Two incidents made him think really hard about what might be going on. But it still wasn’t enough to make him look for a new primary care doctor in his new town.
“I was on vacation and I was riding with some fellows that I know. They wanted to ride in the mountains,” he said. Usually, Kief was the strongest climber.
“But I could not keep up with them,” he said. “They had to wait for me at the top of every climb. I couldn’t figure out why I couldn’t make the bike move.”
Then another friend invited Kief to a birthday party bike ride. “I barely hung on with them for 10 miles,’ he said.
Kief realizes he should have thought harder about what was going on.

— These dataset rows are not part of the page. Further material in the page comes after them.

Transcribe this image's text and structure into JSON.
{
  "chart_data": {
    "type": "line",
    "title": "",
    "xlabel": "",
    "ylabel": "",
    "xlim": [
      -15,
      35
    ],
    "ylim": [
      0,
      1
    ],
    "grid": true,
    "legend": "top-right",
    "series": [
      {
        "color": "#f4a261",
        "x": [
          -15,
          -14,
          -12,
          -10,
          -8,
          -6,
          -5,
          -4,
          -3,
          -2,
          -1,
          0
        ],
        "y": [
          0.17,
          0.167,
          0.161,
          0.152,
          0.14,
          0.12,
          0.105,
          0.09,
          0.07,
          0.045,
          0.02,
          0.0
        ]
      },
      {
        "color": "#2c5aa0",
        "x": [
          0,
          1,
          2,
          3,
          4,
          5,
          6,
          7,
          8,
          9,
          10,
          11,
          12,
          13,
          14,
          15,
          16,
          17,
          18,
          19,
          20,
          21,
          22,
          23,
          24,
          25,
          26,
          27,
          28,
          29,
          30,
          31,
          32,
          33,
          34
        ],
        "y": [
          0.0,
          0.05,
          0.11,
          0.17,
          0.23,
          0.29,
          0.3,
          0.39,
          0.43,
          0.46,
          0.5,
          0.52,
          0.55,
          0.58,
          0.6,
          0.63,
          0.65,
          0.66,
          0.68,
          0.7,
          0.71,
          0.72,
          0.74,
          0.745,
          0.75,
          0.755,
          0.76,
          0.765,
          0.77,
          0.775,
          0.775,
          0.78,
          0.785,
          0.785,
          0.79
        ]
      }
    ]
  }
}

He works at a hospital in Washington, D.C. as a philanthropy officer. He’d been taking drugs to lower his cholesterol. And his father died of heart disease.
But an extreme fitness buff might be forgiven for thinking he was doing just what he should be doing to reduce his risk of heart disease. And again, like so many men, he didn’t mention any of this to his wife.
“I rationalized my symptoms,” Kief admits. “I’ve always been in good shape. I thought I was dealing with my problems by staying in shape.”
Finally, he was worried enough —not to go see a doctor — but to mention his symptoms to a colleague who happened to be one.
“I had a meeting with the head of the heart institute, and at the end I said, ‘You got two minutes?’” Kief said.
He described his symptoms to Dr. Stuart Seides, executive director for MedStar Heart & Vascular Institute at MedStar Washington Hospital Center.
“He said, ‘I have had this funny sensation in my chest when I am out bicycling. Sometimes I stop and sometimes I can just keep going and kind of work through it’,” Seides said.
“I said, ‘Hold on a second here’. The short of it is I always pay attention, particularly when a person in middle life or beyond has chest discomfort and that discomfort is related to exertion.”
Seides whisked Kief in for heart tests. Because Kief was so fit, he aced the cardiac stress test. But Seides remained suspicious.
A cardiac catheterization test finally showed what the problem was. This test involves threading a tube into a blood vessel near the heart to inject dye, and then x-raying the area. “They found I had some major blockages — 90 percent in one area,” Kief said.
The cardiology team didn’t even give Kief time to think. “They said, ‘We are going to admit you right now,’” Kief said.
“The next morning I had a triple bypass.”
Heart disease is the No. 1 killer in the United States, and for many men, the very first symptom is a heart attack, and in many cases the very first symptom is a heart attack that kills.
“Men ignore their symptoms,” Seides said. “About 50 percent of men, their chief complaint is ‘My wife made me come’,” he added.
But wives who press their husbands to see a doctor can save lives. Studies show married men are far more likely to get regular checkups and live longer than single men.
“Part of it is the notion that men don’t like to show weakness,” Seides said. “They have this idea that whatever is wrong, you need to push through it or power through it.”
That’s just what Kief was doing.
“One has to wonder if he didn’t happen to be sitting across from a cardiologist in the course of a business meeting and have an opportunity, how long it would have taken him to actually seek medical attention,” Seides said.
“One of the takeaways is that exercise, fitness, good living, good behavior is not a talisman that can protect you from heart disease.”
Kief agrees. “All you have to do is look at all the mistakes I made,” he said. “I didn’t listen to my body,” he added.
“Do it for your family. Do it for yourself.”